A link I haven't seen mentioned here yet is https://www.gnu.org/software/automake/manual/html_node/Multiple-Outputs.html , which goes quite in depth with the pertinent issues. (It is also this article which leads to my bafflement to the lack of a decent solution; you can't expect everyday developers to have to deal with this, and I myself don't understand the contents of that article yet). Given that it's in the automake documentation, maybe automake has support for dealing with this, but I haven't gotten to the point of researching that.

Perhaps the issues listed in that document are also a good test for remakes debugging capabilities.

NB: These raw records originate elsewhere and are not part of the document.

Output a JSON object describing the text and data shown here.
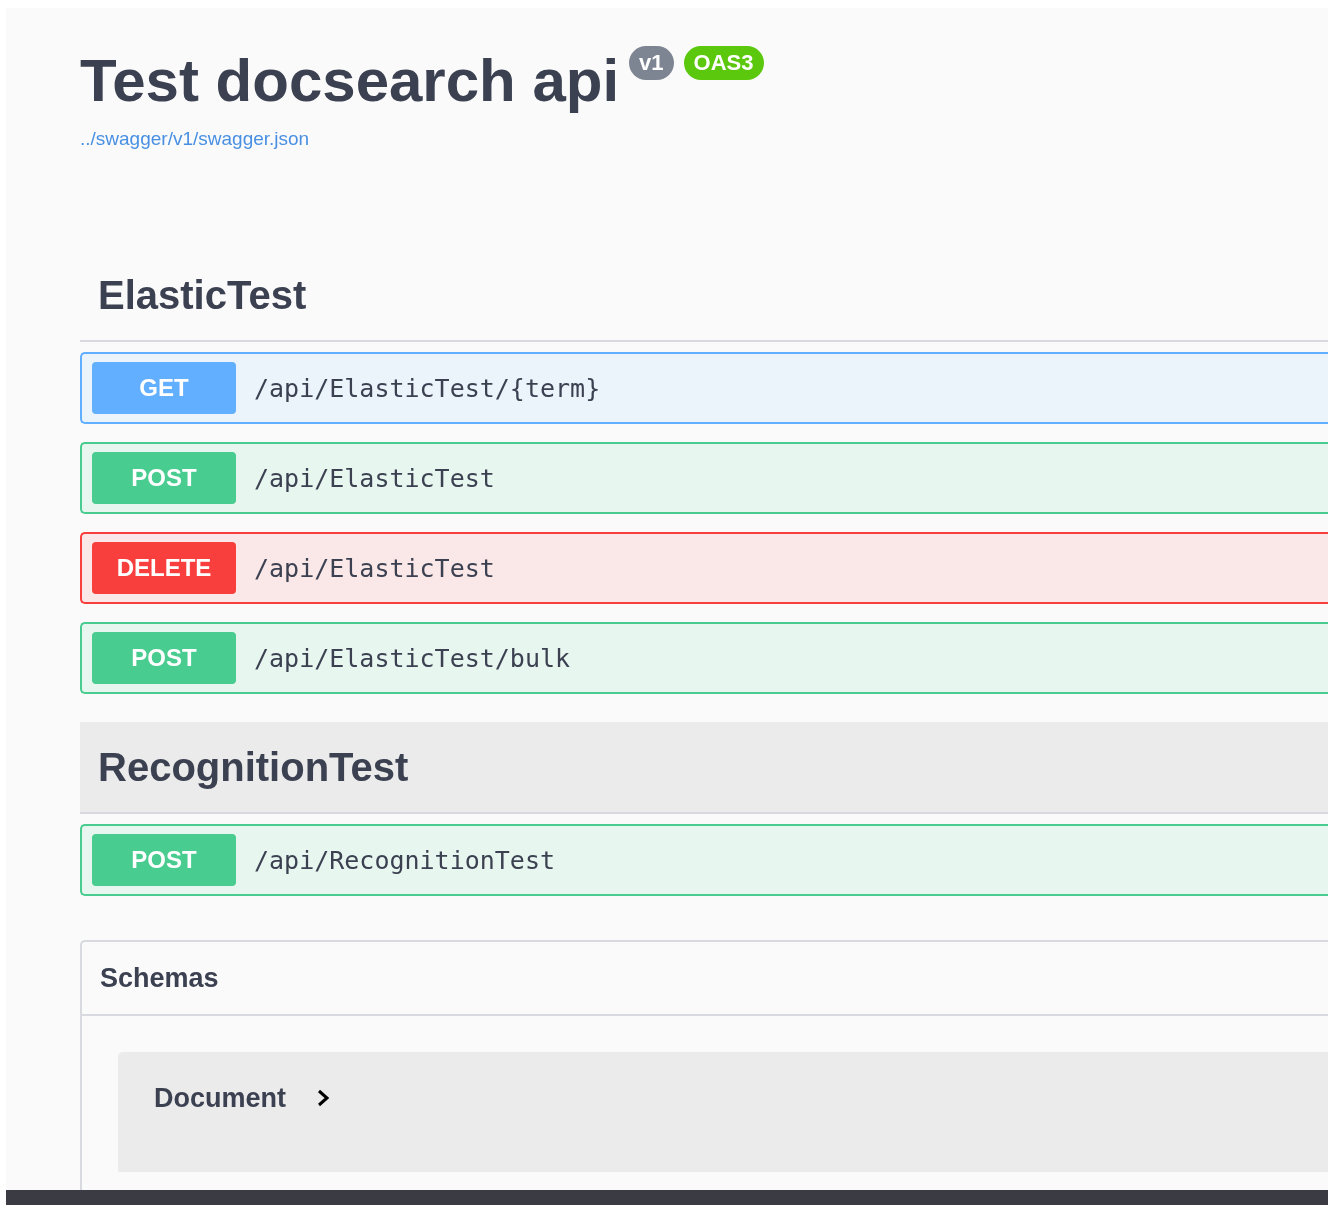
{
  "info": {
    "title": "Test docsearch api",
    "version": "v1",
    "spec": "OAS3",
    "url": "../swagger/v1/swagger.json"
  },
  "tags": [
    {
      "name": "ElasticTest",
      "highlighted": false,
      "operations": [
        {
          "kind": "get",
          "method": "GET",
          "path": "/api/ElasticTest/{term}"
        },
        {
          "kind": "post",
          "method": "POST",
          "path": "/api/ElasticTest"
        },
        {
          "kind": "delete",
          "method": "DELETE",
          "path": "/api/ElasticTest"
        },
        {
          "kind": "post",
          "method": "POST",
          "path": "/api/ElasticTest/bulk"
        }
      ]
    },
    {
      "name": "RecognitionTest",
      "highlighted": true,
      "operations": [
        {
          "kind": "post",
          "method": "POST",
          "path": "/api/RecognitionTest"
        }
      ]
    }
  ],
  "schemas": {
    "title": "Schemas",
    "models": [
      {
        "name": "Document",
        "expanded": false
      }
    ]
  }
}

To aggregate some of the above, the most useful things I've found on the topic so far are:
[1] https://www.gnu.org/software/automake/manual/html_node/Multiple-Outputs.html
[2] https://www.cmcrossroads.com/article/rules-multiple-outputs-gnu-make - as linked previously (I actually found this because I didn't believe that was pattern rules were really gmake's solution...)
[3] https://lists.gnu.org/archive/html/info-gnu/2020-01/msg00004.html linked above, has some content:


* New feature: Grouped explicit targets
  Pattern rules have always had the ability to generate multiple targets with
  a single invocation of the recipe.  It's now possible to declare that an
  explicit rule generates multiple targets with a single invocation.  To use
  this, replace the ":" token with "&:" in the rule.  To detect this feature
  search for 'grouped-target' in the .FEATURES special variable.
  Implementation contributed by Kaz Kylheku <address@hidden>

This looks interesting, and I should look into it. If not for this thread, I don't think I would have ever found this.
Grouped targets appear to be documented at
[4] https://www.gnu.org/software/make/manual/html_node/Multiple-Targets.html

There is a little bit of exposition at https://stackoverflow.com/a/63935393 and a common pitfall seems to be trying to use it with older versions: https://stackoverflow.com/a/63162448 , https://stackoverflow.com/questions/61345698/gnu-make-grouped-targets-are-not-grouped

Here is a proposed solution for the lack of an automatic variable expanding to all grouped targets; https://stackoverflow.com/questions/60402075/is-there-an-automatic-variable-for-all-grouped-targets-in-makefile/60441626#60441626

https://lwn.net/Articles/810247/ reports to have a portable implementation of grouped targets at https://github.com/david-a-wheeler/make-booster

Also I should probably correct my terminology, people seem to say multi-target, though I don't think that's obviously the same thing as multi-output. Maybe the term is now grouped targets.

  • If indeed grouped targets are what's wanted for multiple-outputs, the automake documentation should be updated to reflect this.

Now if only The GNU Make Book or Managing Projects With GNU Make was updated. :)

If anyone has any additional resources to add to this list, that would be cool.